In today’s issue, I have a new trade for you to act on right away. But first, let’s recap recent trading activity and provide an update on the U.S. dollar.
First, you should be filled on our recommendation yesterday to buy United States Oil Fund, LP (USO) around $9.12.
Fantastic! We think the time’s right for a starter position in the oil market, positioning for more upside into late August just as our E-Wave cycle model forecasts.
U.S. dollar gets slammed …
Comments from European Central Bank Chief Mario Draghi lifted the Euro currency and weighed on the Dollar yesterday.
Draghi said that he’s looking through short-term factors that are clouding the inflation outlook – like the sharp decline in oil prices. His comments were viewed as laying the foundation for slowly removing the ECB’s ultra-loose monetary policy later this year.
While Draghi maintained a somewhat optimistic outlook for the Eurozone economy, he still argued for prudence in adjusting monetary policy.
Sounds like classic central bank double-speak to me … talking out of both sides of his mouth!
Still, there’s no denying the outsized market reaction, or perhaps OVER-reaction. The euro surged nearly 1.5% yesterday, a huge move for currency markets, and the dollar slumped about 1%.
Fed talking heads …
Also later in the day, the market listened in on a few of the Fed’s talking heads, including the boss herself.
First up, Philadelphia Fed President Harker trimmed his inflation outlook, and labeled recent economic headwinds as transitory. But he also indicated that strength in the U.S. economy warranted removal of easy monetary policy, including another rate hike, and warranted starting the potentially perilous process of unwinding the Fed’s balance sheet later this year.
Second, and as expected, Yellen stuck to the June FOMC meeting script almost verbatim, indicating that the U.S. economy was strong enough to handle more interest-rate hikes this year.
It’s too soon to say if yesterday’s move means an interruption in the dollar’s emerging uptrend, or is simply a knee-jerk over-reaction by markets, made more volatile by end-of-quarter window-dressing this week.
We’ll wait and see how the dust settles before making any moves with on our PowerShares DB US Dollar Index Bullish Fund (UUP) call options. For now, continue to hold
New trade – Buy VelocityShares 3x Long Silver ETN.
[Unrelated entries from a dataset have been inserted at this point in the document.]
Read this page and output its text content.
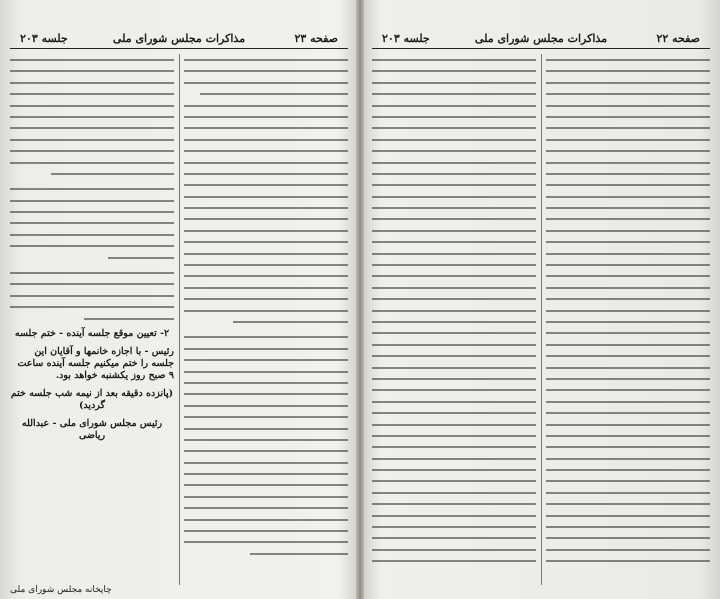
جلسه ۲۰۳	مذاکرات مجلس شورای ملی	صفحه ۲۳
۲- تعیین موقع جلسه آینده - ختم جلسه
رئیس - با اجازه خانمها و آقایان این جلسه را ختم میکنیم جلسه آینده ساعت ۹ صبح روز یکشنبه خواهد بود.
(پانزده دقیقه بعد از نیمه شب جلسه ختم گردید)
رئیس مجلس شورای ملی - عبدالله ریاضی
چاپخانه مجلس شورای ملی
جلسه ۲۰۳	مذاکرات مجلس شورای ملی	صفحه ۲۲
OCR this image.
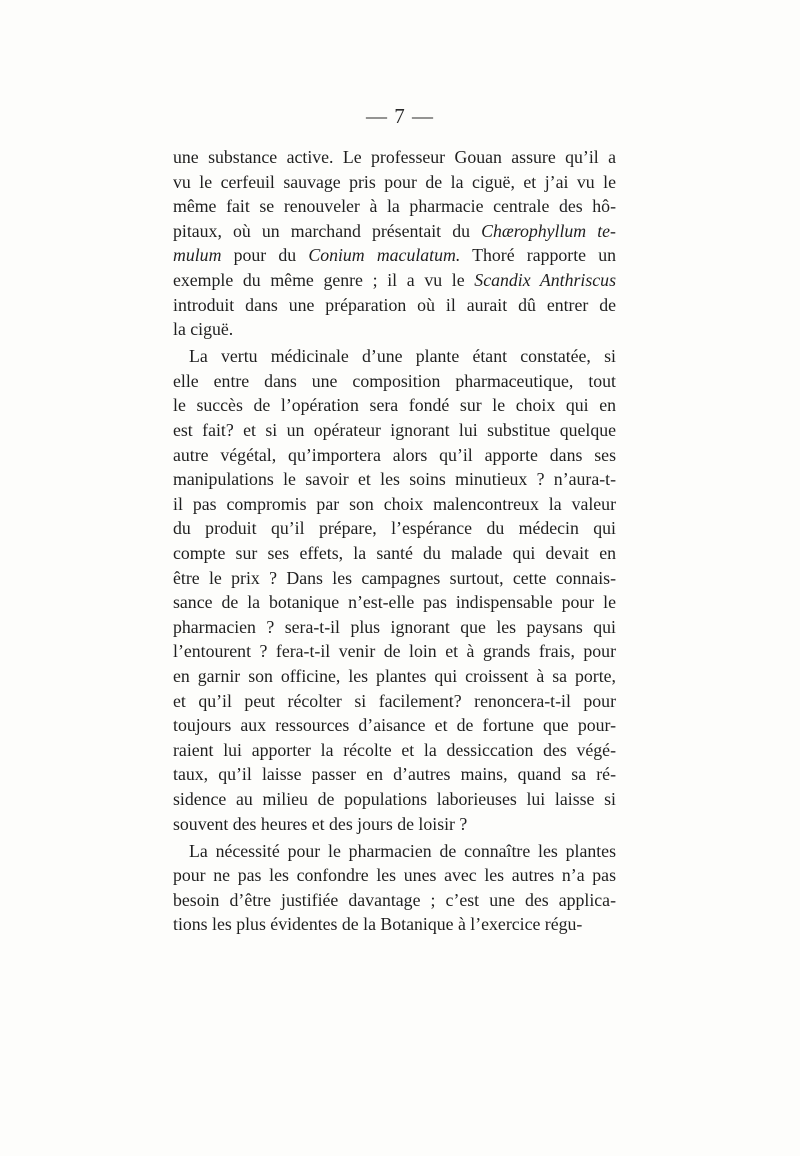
— 7 —
une substance active. Le professeur Gouan assure qu’il a
vu le cerfeuil sauvage pris pour de la ciguë, et j’ai vu le
même fait se renouveler à la pharmacie centrale des hô-
pitaux, où un marchand présentait du Chærophyllum te-
mulum pour du Conium maculatum. Thoré rapporte un
exemple du même genre ; il a vu le Scandix Anthriscus
introduit dans une préparation où il aurait dû entrer de
la ciguë.
La vertu médicinale d’une plante étant constatée, si
elle entre dans une composition pharmaceutique, tout
le succès de l’opération sera fondé sur le choix qui en
est fait? et si un opérateur ignorant lui substitue quelque
autre végétal, qu’importera alors qu’il apporte dans ses
manipulations le savoir et les soins minutieux ? n’aura-t-
il pas compromis par son choix malencontreux la valeur
du produit qu’il prépare, l’espérance du médecin qui
compte sur ses effets, la santé du malade qui devait en
être le prix ? Dans les campagnes surtout, cette connais-
sance de la botanique n’est-elle pas indispensable pour le
pharmacien ? sera-t-il plus ignorant que les paysans qui
l’entourent ? fera-t-il venir de loin et à grands frais, pour
en garnir son officine, les plantes qui croissent à sa porte,
et qu’il peut récolter si facilement? renoncera-t-il pour
toujours aux ressources d’aisance et de fortune que pour-
raient lui apporter la récolte et la dessiccation des végé-
taux, qu’il laisse passer en d’autres mains, quand sa ré-
sidence au milieu de populations laborieuses lui laisse si
souvent des heures et des jours de loisir ?
La nécessité pour le pharmacien de connaître les plantes
pour ne pas les confondre les unes avec les autres n’a pas
besoin d’être justifiée davantage ; c’est une des applica-
tions les plus évidentes de la Botanique à l’exercice régu-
The silver market is showing bullish price action from Monday’s spike low, with an advance above short-term resistance and positive momentum as it recovers from oversold levels.
While that’s constructive by itself, additional conviction for higher silver prices near term comes from our E-Wave cycle forecast flashing a bullish turn date buy signal this week. See chart below:
The above chart shows silver prices bottoming this week, that’s followed by a strong rally into early August.
We think it’s possible that this week’s spike low – into a new low for the June downdraft – and a subsequent drive higher is marking a tradable bottom and a new rally just ahead. And now’s the time to profit from it!
Here’s what to do right away:
Using 2.5% of the funds you have allocated to this service, buy VelocityShares 3x Long Silver ETN, symbol USLV, at $12.25 or better. This order is good-till-canceled.
Meanwhile, we’ll manage the stop on this position for you.